Add Tata Capital Ltd for the Target Rs.390 by Emkay Global Financial Services Ltd
TATACAP posted a decent quarter, logging higher than expected AUM growth and asset quality, lower credit cost, and inline PAT (on slightly softer NIM due to strong corporate loan growth). Consol loan book grew ~6%/21% QoQ/YoY to Rs2.74trn (AUM: Rs2.77trn), led by a strong ~Rs500bn disbursement in Q4 (up 12% QoQ/32% YoY). Overall asset quality improved QoQ by ~20bps, with GS3 at 2% as stress in USL and Motor Finance abated; this led to significant improvement in credit cost sequentially. Q4 credit cost stood at ~0.9% vs 1.2% in Q3FY26, down ~30bps – this in turn drove sequential improvement in RoA to 2.3%. The mgmt said it is actively assessing the impact of the ongoing global conflict and has, till date, not seen any stress build-up in USL, SME, or Motor Finance; however, this remains a key monitorable. Also, the mgmt reiterated guidance of 23-25% AUM CAGR over FY25-28, and is confident of higher margin ahead, as share of USL and Motor Finance increases. Also, it expects RoA to expand to 2.5-2.7%, on better margin, moderating opex, and credit cost at sub 1%. Factoring in the current performance and medium-term outlook, we revise estimates which results in ~8-9% rise in our EPS. We retain ADD on TATACAP and raise our TP by 11.4% to Rs390 from Rs350, implying FY28E P/B of ~2.6x.
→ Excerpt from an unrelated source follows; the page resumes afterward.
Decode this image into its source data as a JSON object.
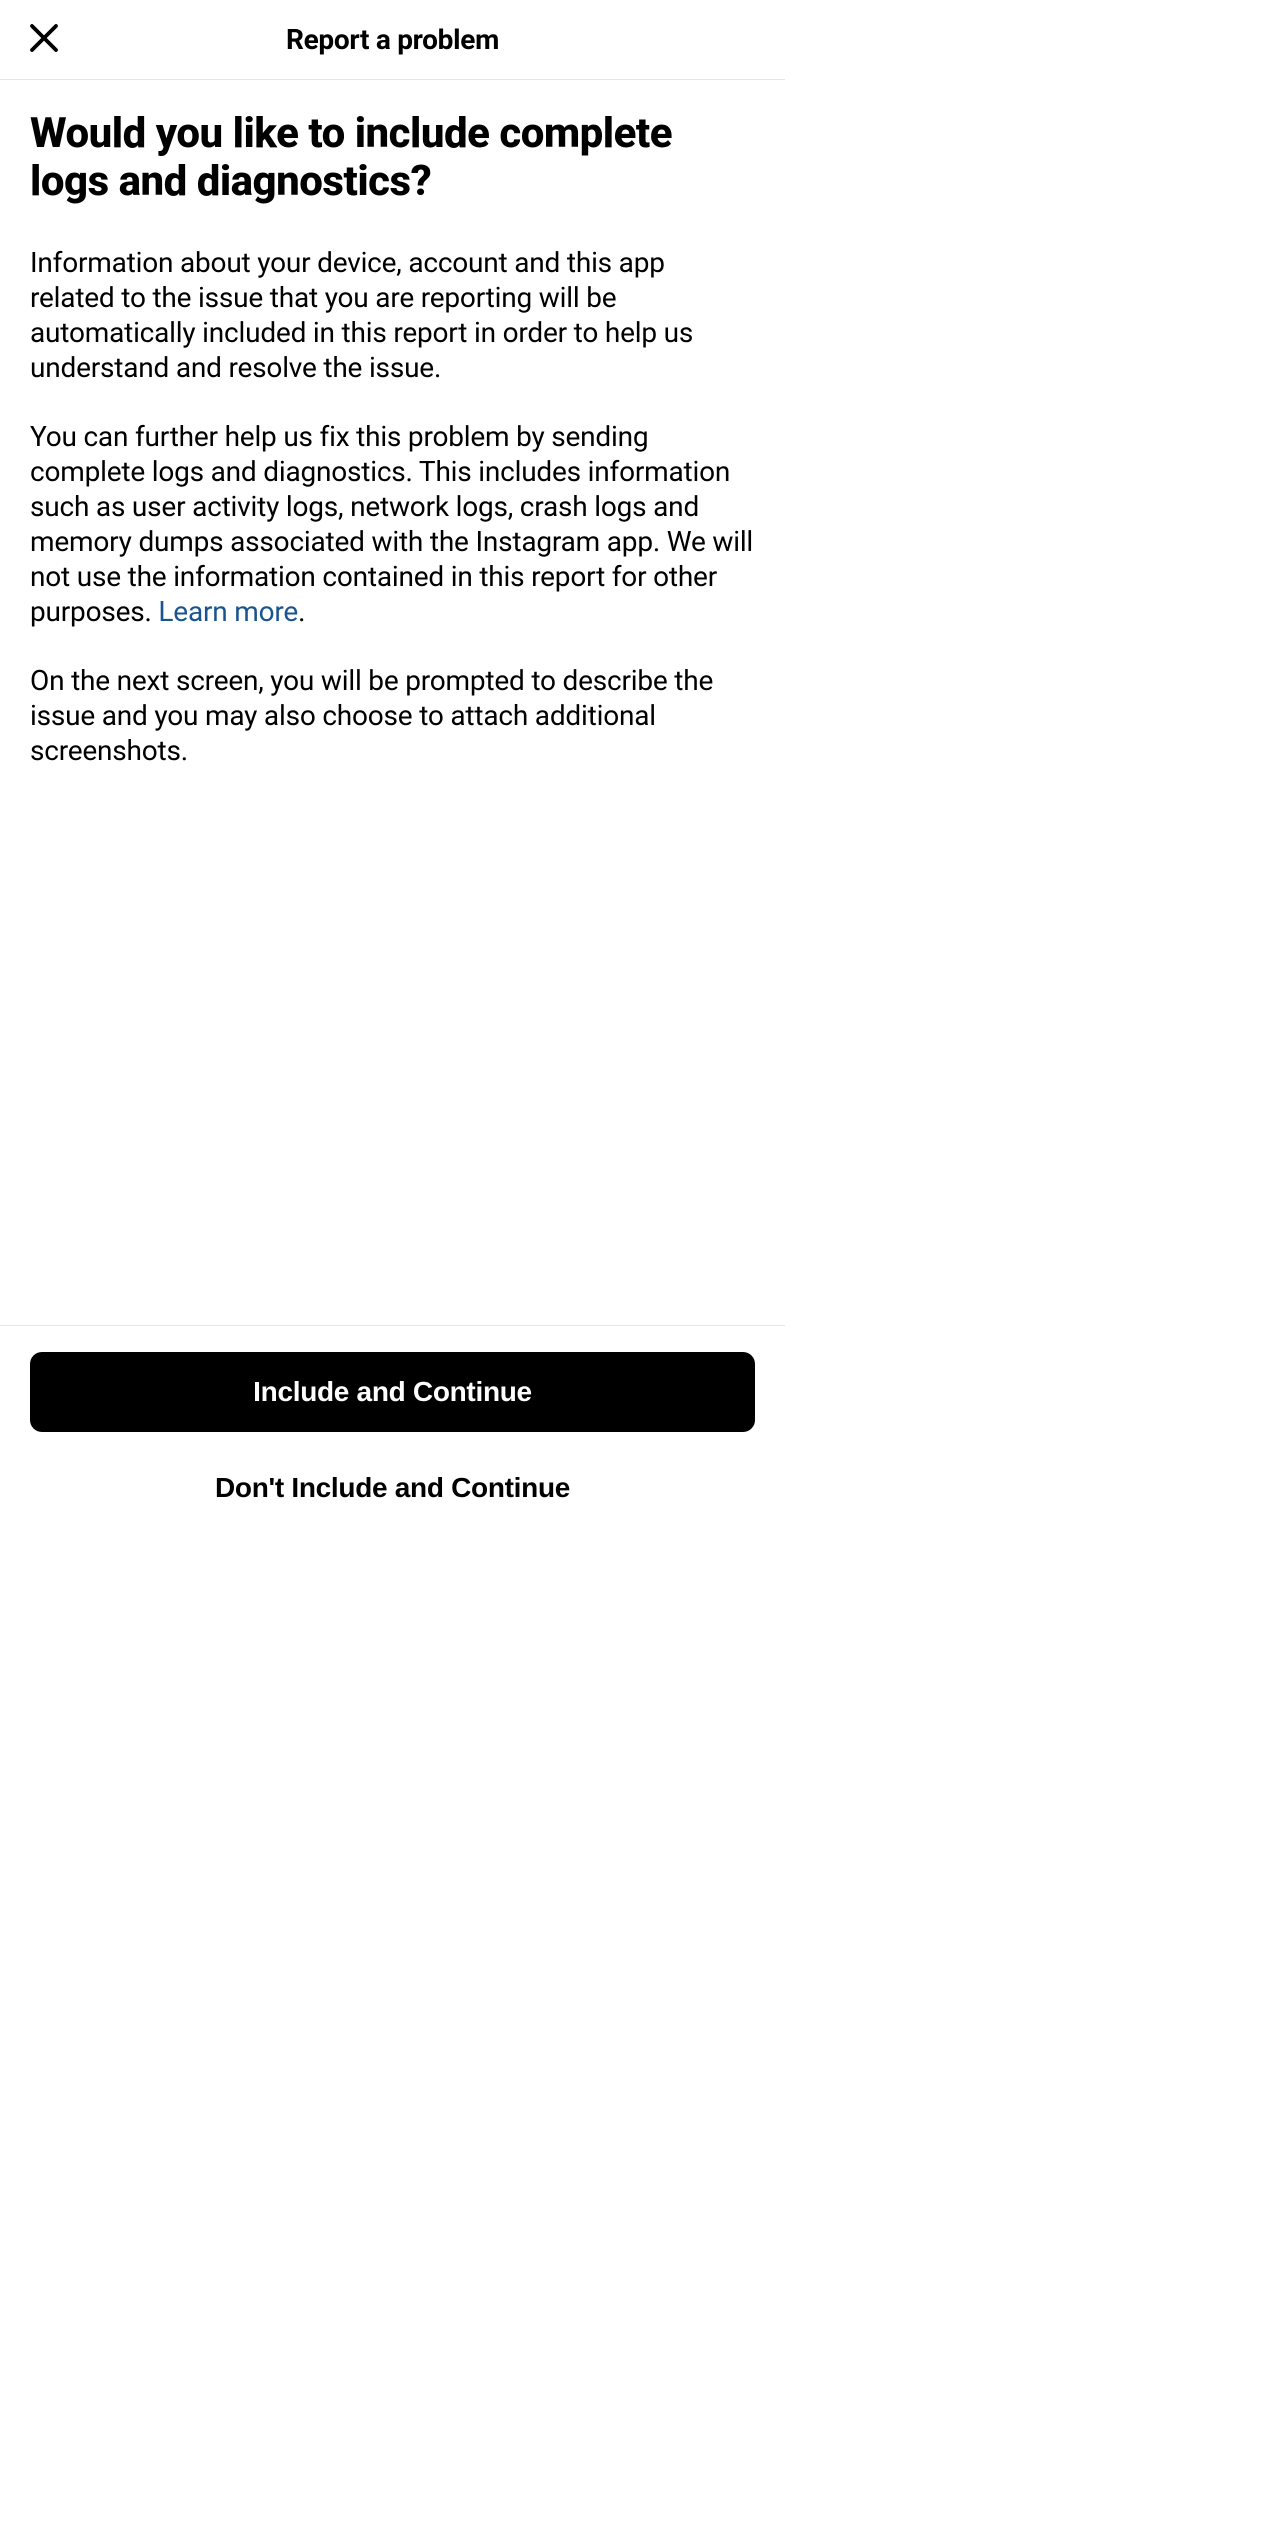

Strong disbursement and loan growth; sharp improvement in credit cost
TATACAP’s Q4FY26 performance was strong, marked by robust growth and better asset quality/credit cost. PAT rose ~20% QoQ to Rs1.47bn; AUM rose ~6.3% QoQ to Rs2.7trn, driven by its highest-ever quarterly disbursement (Rs500bn) in the product segment. Margin moderated slightly on high growth in corporate book, with ~5.24% NIM (NIM+Fee of ~6.25%). Q4 saw CoF moderate further by ~10bps, while incremental CoF inched up (is expected to stabilize in coming quarters). Credit cost moderated by ~30bps QoQ to 0.9%, as slippages reduced, especially in unsecured retail, driving a ~20bps QoQ improvement in RoA to 2.3%. Asset quality improved, with GNPA/NNPA at ~2%/0.9%.
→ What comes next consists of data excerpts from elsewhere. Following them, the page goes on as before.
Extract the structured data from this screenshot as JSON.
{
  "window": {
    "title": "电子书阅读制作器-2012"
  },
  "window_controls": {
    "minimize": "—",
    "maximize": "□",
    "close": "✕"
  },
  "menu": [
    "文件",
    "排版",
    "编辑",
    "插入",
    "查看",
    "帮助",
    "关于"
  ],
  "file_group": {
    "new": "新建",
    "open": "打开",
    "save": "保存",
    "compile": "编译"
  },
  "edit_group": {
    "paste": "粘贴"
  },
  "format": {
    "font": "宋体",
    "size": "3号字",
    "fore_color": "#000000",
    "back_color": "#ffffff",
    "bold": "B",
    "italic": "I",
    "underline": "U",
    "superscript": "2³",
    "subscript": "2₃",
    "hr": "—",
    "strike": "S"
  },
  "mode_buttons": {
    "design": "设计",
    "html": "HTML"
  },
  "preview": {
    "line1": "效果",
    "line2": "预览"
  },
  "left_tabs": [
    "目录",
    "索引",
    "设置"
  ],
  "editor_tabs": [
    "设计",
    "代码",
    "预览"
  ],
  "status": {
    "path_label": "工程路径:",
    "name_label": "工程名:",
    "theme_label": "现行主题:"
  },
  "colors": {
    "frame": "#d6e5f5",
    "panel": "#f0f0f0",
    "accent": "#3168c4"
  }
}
Growth, profitability, and asset quality outlook reaffirmed
TATACAP maintains growth guidance of 23-25%, led by strong disbursement across the product segment (incl Motor, USL), more product offerings in branches, and geographical expansion. The mgmt said focus will be on increasing share of higher-yield segments like USL (targets ~15% in AUM mix), MFI, and CVs, which will result in margin expansion. It expects growth momentum in the housing segment to continue, along with higher growth in the affordable and near-prime segment. The mgmt expects RoA to expand to 2.5- 2.7%, led by improvement in NIM, ~15bps moderation in opex as it continues to leverage tech, and improving branch productivity along with sub 1% credit cost. With regard to concerns around the ongoing global conflict, the management indicated it is monitoring the situation closely and is not seeing any stress building up in its portfolio, though it remains watchful. Also, it stated that the bounce rate in April has been better vs March.
Maintain ADD; increase TP to Rs390
To reflect the Q4FY26 developments and mgmt commentary, we adjust FY27-28 estimates (Exhibit 2), which results in 8-9% rise in our EPS. We retain ADD on the stock and raise our TP to Rs390 from Rs350, implying FY28E P/B of ~2.6x.